Sastra Indonesia sendiri terbagi menjadi 2 bagian yaitu sastra lisan dan sastra tulisan. Di mana sastra lisan merupakan karya sastra yang dilisankan atau dipertunjukan yang mana induknya berasal dari tulisan atau naskah. Sedangkan untuk sastra tulis adalah karya sastra yang bisa dinikmati meskipun masih dalam bentuk tulisan.
Periodesasi Sastra Indonesia
Dalam sastra Indonesia sendiri terdapat periodesasi yang terbagi-bagi menurut era atau jamannya. Berikut ini adalah penjelasan singkatnya. Secara urut, periodesasi terbagi menjadi beberapa macam bagian di antaranya adalah angkatan pujanggan lama, sastra melayu lama, balai pustaka, pujangga baru, 45, 60, reformasi, dan modern.
Angkatan Sastra Indonesia Lama
Angkatan satra Indonesia lama terjadi di era sebelum tahun 20 an, di mana angkatan sastra ini terlahir sekitar 1500 setelah agama Islam masuk ke Indonesia. Salah satu tokoh angkatan sastra lama adalah Hamzah Fansuri dan Raja Ali Haji, di mana karya mereka terkenal dengan karya sastra jenis Gurindam Dua Belas. Ciri-ciri dari karya sastra lama ini di antaranya adalah, bahasanya baku, bercerita tentang raksasa atau dewa, kerajaan, dan mengandung unsur religi.

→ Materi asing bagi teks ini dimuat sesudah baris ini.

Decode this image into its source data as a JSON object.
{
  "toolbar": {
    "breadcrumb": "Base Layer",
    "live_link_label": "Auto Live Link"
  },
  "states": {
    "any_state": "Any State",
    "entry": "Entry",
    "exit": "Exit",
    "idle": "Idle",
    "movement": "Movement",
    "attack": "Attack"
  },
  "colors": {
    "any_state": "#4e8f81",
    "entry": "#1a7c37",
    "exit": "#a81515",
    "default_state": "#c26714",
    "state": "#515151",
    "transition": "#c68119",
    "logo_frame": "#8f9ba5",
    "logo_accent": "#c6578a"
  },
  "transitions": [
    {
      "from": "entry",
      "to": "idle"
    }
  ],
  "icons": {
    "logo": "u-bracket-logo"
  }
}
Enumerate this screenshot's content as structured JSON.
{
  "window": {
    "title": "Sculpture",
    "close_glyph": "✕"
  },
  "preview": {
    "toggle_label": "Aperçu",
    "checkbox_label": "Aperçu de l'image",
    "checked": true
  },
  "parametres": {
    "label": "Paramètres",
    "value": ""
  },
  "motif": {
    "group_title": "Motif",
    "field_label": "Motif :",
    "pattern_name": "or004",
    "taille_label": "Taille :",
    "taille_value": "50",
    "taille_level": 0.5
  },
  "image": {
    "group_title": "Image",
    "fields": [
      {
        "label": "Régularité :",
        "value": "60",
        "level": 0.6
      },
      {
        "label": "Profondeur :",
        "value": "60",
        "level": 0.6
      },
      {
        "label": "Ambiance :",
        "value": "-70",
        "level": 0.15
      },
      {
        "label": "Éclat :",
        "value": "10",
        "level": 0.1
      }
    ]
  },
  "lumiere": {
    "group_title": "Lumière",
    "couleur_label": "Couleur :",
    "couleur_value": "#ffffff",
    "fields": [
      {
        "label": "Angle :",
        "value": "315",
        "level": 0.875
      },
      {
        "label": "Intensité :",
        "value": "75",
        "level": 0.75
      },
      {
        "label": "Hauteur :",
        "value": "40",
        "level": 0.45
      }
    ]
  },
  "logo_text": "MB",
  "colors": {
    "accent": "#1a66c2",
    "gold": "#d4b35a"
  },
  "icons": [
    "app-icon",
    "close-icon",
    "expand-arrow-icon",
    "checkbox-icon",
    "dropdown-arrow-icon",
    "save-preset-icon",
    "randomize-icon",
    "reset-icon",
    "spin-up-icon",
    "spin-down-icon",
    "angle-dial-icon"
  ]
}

Angkatan sastra lama disebut juga sebagai Angkatan Pujangga Lama merupakan bentuk klarifikasi dari karya sastra Indonesia angkatan sastra lama. Angkatan ini didominasi oleh beberapa jenis karya sastra seperti syair, panting, gurindam dan hikayat. Di abad XVII mulai muncul beberapa karya sastra klasik selanjutnya yaitu karya-karya milik Syamsuddin Pasai dan Abdurrauf Singkil, juga Nuruddin ar-Raniri.
Angkatan Sastra Melayu Lama
Karya sastra Indonesia Melayu Lama dihasilkan di tahun 1870 hingga 1942 yang didominasi di daerah Sumatera. Karya ini lebih dominan dengan kisah Melayu yang berhubungan dengan Tionghoa dan budaya Indo-Eropa. Di mana karya sastra melayu lama berbentuk syair, hikayat, dan terjemahan novel luar atau novel barat.
Angkatan Balai Pustaka
Angkatan balai pustaka berdiri sejak tahun 1971 yang menggantikan sastra lama dan bersamaan dengan berdirinya Balai Pustaka. Di sini para pengarang menggunakan bahasa Melayu, salah satunya adalah novel ‘Siti Nurbaya’ karya Marah Roesli. Selain Marah Roesli juga ada tokoh lain seperti Merari Siregar dan Abdul Muis dengan karyanya berjudul ‘Salah Asuhan’.
Ciri-ciri dari karya sastra Balai Pustaka ini di antaranya adalah tidak mengandung unsur politik yang sifatnya menantang, tidak menyinggung soal masyarakat, dan tidak memihak satu agama saja.
Angkatan Balai Pustaka ini menggantikan posisi syair, pantun, dan gurindam, juga hikayat dalam khazanah kesustraan Indonesia.
Angkatan Pujangga Baru
Angkatan pujangga baru merupakan angkatan yang diawali dengan terbentuknya majalah Poejangga Baroe. Karya sastra angkatan pujangga baru contohnya seperti ‘Rindu Dendam’ karya J.E. Tatengkeng. Karakteristik dari angkatan pujangga baru lebih dominan bicara soal politik, nasionalis, dan pendidikan.